Primary chronic insomnia is associated with emotional factors or stress, that might prevent sleep. Primary insomnia do neither depend on medical nor psychiatric condition.

Secondary chronic insomnia may depend on an associated sleep disorder, psychiatric or medical condition, drugs and drugdependence. More frequent causes of insomnia are psychiatric disorders (anxiety, depression), neurologic disorders (Alzheimer disease, Parkinson disease, epilepsy, stroke, migraine), medical disorders (cardiovascular, respiratory, gastrointestinal, endocrine, rheumatic, neoplasic). Sleep disorders have also been described during pregnancy and menopause. Many medical drugs (metilxantine, antidepressive and antihypertensive agents, antiepileptic durgs, corticosteroids) and nicotine may sometimes produce severe insomnia.

Résumé

Plusieurs études épidémiologiques réalisées en Europe et en Amérique du Nord signalent que les troubles du sommeil sont courants parmi la population générale. Sa prévalence est plus importante chez la femme et les personnes âgées. 10%-19% environ des patients qui consultent pour une insomnie signalent que celle-ci est chronique. Les troubles du sommeil chez le vieillard sont en rapport dans la plupart des cas à des affections chroniques, c’est-à-dire qu’ils sont indépendants du processus de vieillissement.
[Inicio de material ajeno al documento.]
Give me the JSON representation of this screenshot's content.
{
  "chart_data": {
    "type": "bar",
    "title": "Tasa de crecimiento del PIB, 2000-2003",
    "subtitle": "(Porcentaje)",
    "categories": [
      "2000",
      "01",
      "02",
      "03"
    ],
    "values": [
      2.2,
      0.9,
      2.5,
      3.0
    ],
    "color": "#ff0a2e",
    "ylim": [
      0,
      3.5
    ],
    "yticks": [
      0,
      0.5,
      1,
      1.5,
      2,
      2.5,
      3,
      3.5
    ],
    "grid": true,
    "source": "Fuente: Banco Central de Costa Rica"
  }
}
L’insomnie primaire chronique est en rapport au début avec des facteurs affectifs ou avec des événements stressants. Ceux-ci mènent à l’apparition d’associations qui préviennent l’arrivée du sommeil. Cette forme d’insomnie ne dépend pas de la présence d’affections médicales ou psychiatriques.

L’insomnie secondaire chronique peut dépendre d’une autre pathologie du sommeil, d’une affection psychiatrique ou médicale, de l’effet d’un médicament d’emploi clinique ou de la dépendance de médicaments. Parmi les causes les plus fréquentes de l’insomnie secondaire, on trouve les affections psychiatriques (anxiété, dépression), neurolo-giques (maladie d’Alzheimer, Parkinson, épilepsie, accident vasculaire encéphalique, céphalées), médicales (cardiovas-culaire, respiratoire, gastrointestinale, endocrine, rhuma-tismale, néoplasique). On a aussi décrit des troubles du sommeil pendant la grossesse et la ménopause. Plusieurs médicaments à usage clinique (méthylxanthiques, anti-dépressifs, anti-épileptiques, anti-hipertenseurs, corticos-téroïdes) et la nicotine provoquent l’apparition d’une insomnie qui peut devenir sévère.